Friday, July 18

History of Jammu and Kashmir

Cradled in the lap of the majestic Himalayas, Kashmir is the arguably most beautiful place in the world.

Kalhan, the greatest historian of India refers to Kashmir in the following words:

"It is a country where the sun shines mildly, being the place created by Rishi Kashyap, for his glory - big and lofty houses, learning, Saffron, icy cool water and grapes rare in Heaven are plentiful here - Kailash is the best place in the three worlds (Tri-lok), Himalayas the best place in Kailash, and Kashmir the best place in Himalayas".

The greatest Sanskrit poet Kalidasa writes about the valley:

"The place is more beautiful than the heaven and is the benefactor of supreme bliss and happiness. It seems to me that I am taking a bath in the lake of nectar here."

After reading these lines, no one should be left with any doubt about the fact that Kashmir is the most beautiful place in the world.

Kashmir is the only region of India to have a historical record of its distant past. Such is not the case with the other parts of India which led to the 11th century, the Islamic scholar Alberuni to remark that Indians lack a sense of history. Kashmir has also the distinction of producing historians of repute. Chief among them is Kalhan, the author of Rajatarangini. Bilhana was another Sanskrit historian who was born in Kashmir. The court poet at Kalyana in the South India, he authored Vikramankadeva-charita to celebrate the reign of Vikramaditya VI, the Chalukya king of Kalyana.

After 1947

After Indian Independence in 1947, the ruler of the princely state of Kashmir, Maharaja Hari Singh, refused to accede to either India or Pakistan. When Pakistan invaded Kashmir in the following year, the ruler of Kashmir sought help from the Indian government and agreed to place Kashmir under the dominion of India. As a result India sent its troops to Kashmir to help the Maharaja. A UN cease-fire in 1949 saw the end of fighting and created the first Line-of-Control.

In 1956 Kashmir was, in effect, integrated into the Indian Union under a new Constitution. However, Azad Kashmir, the area which Pakistan gained during its campaign in 1948, continues to remain with Pakistan. The volatile situation was aggravated by the Chinese occupation of the Aksai Chin region, in Ladakh, in 1959. The situation came to head in 1963 when a Sino-Pak agreement defined the Chinese border with Pakistani Kashmir and ceded Indian-claimed territory to China.

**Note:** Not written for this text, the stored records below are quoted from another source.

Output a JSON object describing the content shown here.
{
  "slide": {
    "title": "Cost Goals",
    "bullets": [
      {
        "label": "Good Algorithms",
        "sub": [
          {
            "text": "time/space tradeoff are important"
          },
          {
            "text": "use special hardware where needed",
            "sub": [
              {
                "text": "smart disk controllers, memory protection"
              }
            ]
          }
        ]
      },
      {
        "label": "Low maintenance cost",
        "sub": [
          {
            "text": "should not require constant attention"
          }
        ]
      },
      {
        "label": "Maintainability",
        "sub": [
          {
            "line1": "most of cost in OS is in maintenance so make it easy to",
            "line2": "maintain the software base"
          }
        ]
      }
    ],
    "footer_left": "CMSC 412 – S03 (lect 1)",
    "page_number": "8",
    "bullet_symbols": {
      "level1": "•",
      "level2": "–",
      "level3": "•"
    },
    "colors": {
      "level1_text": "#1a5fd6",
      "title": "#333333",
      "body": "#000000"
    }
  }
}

India and Pakistan fought over Kashmir again in 1965. A UN cease-fire took effect in September, 1965. Prime Minister Lal Bhadur Shastri of India and President Ayub Khan of Pakistan signed the Tashkent agreement on 1st January 1966. They resolved to try to end the dispute by peaceful means.

Fighting erupted between India and Pakistan once again in the month of December 1971, after the leaders of the independence movement in East Pakistan sought India's help. Its leaders were aided by India in their struggle for independence. After the war, the province of East Pakistan emerged as an independent country called Bangladesh. A new cease-fire took effect and the Shimla Agreement was signed between the Indian Prime Minister Indira Gandhi and the Pakistani President Z. A. Bhutto. Both the countries agreed to sort out all issues bilaterally.

Kashmir was a tourist's paradise during the 1970's and early 1980's. However tourism in Kashmir declined during the late 1980's and 1990's, due to the terror perpetrated by separatist militants and self-styled freedom fighters. Victimized by Islamic fundamentalists and mercenaries, thousands of innocent Kashmiri lives have been lost due to terrorism. Today the situation has somewhat improved with both countries agreeing to come to the negotiating table and discuss all outstanding issues with an open mind. All this augurs well for the state of Jammu and Kashmir and hopefully, peace will return to Kashmir - followed by tourists, who remember its beautiful parks, rolling meadows, spectacular mountains and scenic destinations with nostalgia.